I came across this little riddle:
An amateur runner trains on a 1 250 m long track at a speed of $v_L = 2 m/s$. His dog runs ahead to the target, turns around and then runs back to him, then he runs back to the target, back, etc. His speed is when running forth $v_H = 5 m/s$ and when running back (because of the headwind) $v_Z = 4 m/s$. Calculate the distance traveled by the dog.
It is little bit like Zeno's paradoxes but with the additional complication that here the dog is running back and forth at different speeds.
Could anyone please give some hints how to elegantly tackle the problem or references where a solution can be found (Perhaps this riddle even has a common name under which it can be found in the literature)? Thank you!
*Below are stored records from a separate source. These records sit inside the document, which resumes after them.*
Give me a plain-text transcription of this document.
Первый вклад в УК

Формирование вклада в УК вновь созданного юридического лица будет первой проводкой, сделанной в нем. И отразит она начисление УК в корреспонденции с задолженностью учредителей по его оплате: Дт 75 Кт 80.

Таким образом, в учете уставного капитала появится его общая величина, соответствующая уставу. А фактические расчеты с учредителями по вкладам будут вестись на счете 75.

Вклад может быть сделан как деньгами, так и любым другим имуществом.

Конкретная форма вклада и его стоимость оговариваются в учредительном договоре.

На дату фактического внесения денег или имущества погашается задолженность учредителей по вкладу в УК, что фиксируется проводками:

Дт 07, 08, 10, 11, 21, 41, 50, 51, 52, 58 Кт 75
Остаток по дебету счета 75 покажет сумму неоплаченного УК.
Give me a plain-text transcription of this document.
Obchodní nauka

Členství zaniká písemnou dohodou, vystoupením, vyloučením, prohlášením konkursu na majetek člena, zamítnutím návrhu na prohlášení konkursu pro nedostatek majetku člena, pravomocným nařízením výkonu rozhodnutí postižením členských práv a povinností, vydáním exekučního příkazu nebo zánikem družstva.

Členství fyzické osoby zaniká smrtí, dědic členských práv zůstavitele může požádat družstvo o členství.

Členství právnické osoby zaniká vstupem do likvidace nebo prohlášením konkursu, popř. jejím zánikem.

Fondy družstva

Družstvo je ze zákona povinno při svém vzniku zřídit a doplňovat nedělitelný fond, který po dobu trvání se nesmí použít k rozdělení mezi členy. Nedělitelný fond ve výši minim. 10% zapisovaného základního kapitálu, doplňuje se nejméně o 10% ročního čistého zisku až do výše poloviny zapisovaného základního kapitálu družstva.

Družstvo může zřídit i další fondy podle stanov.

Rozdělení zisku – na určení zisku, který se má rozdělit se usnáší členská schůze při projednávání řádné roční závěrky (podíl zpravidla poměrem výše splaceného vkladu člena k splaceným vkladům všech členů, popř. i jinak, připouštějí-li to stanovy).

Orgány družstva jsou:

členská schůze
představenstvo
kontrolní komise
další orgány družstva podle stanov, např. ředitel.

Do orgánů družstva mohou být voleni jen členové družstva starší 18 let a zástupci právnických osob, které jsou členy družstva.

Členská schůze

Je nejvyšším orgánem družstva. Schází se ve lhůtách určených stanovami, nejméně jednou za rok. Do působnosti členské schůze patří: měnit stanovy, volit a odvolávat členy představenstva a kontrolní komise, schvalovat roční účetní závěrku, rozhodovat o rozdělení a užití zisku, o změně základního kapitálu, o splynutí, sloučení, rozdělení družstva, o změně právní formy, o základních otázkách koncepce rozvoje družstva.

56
A variation on the classic elegant approach works. The runner will take $625$ seconds to complete the course. The dog will take $250$ seconds for the first leg. After that, the dog averages $\frac{2}{\frac{1}{5}+\frac{1}{4}}=\frac{40}{9} \frac{m}{sec}$ and you can apply the usual approach. The main points are 1)use the harmonic mean to find average speed, as you are averaging over common distances 2)after the first leg, the dog makes round trips so you can average the speed. As the dog is making round trips for $375$ seconds, it covers $375*\frac{40}{9}=1666\frac{2}{3}$ meters in that time, which when added to the $1250$ it already did makes $2916\frac{2}{3}$ meters total.
Added after the comment to Tim van Beek's answer: the classic version has the dog at a single speed, say $5$ m/sec. Then the simple answer comes from the runner taking $625$ seconds, so the dog travels $625*5=3125$ meters. The complex answer is to sum the infinite series of legs traveled by the dog. The first leg is $1250$ meters, after which the runner has covered $250$ meters. So the dog runs back $\frac{5}{7}$ of $1000$ meters and returns to the end. Then you figure out the next leg of the dog. It is a geometric series which you can sum.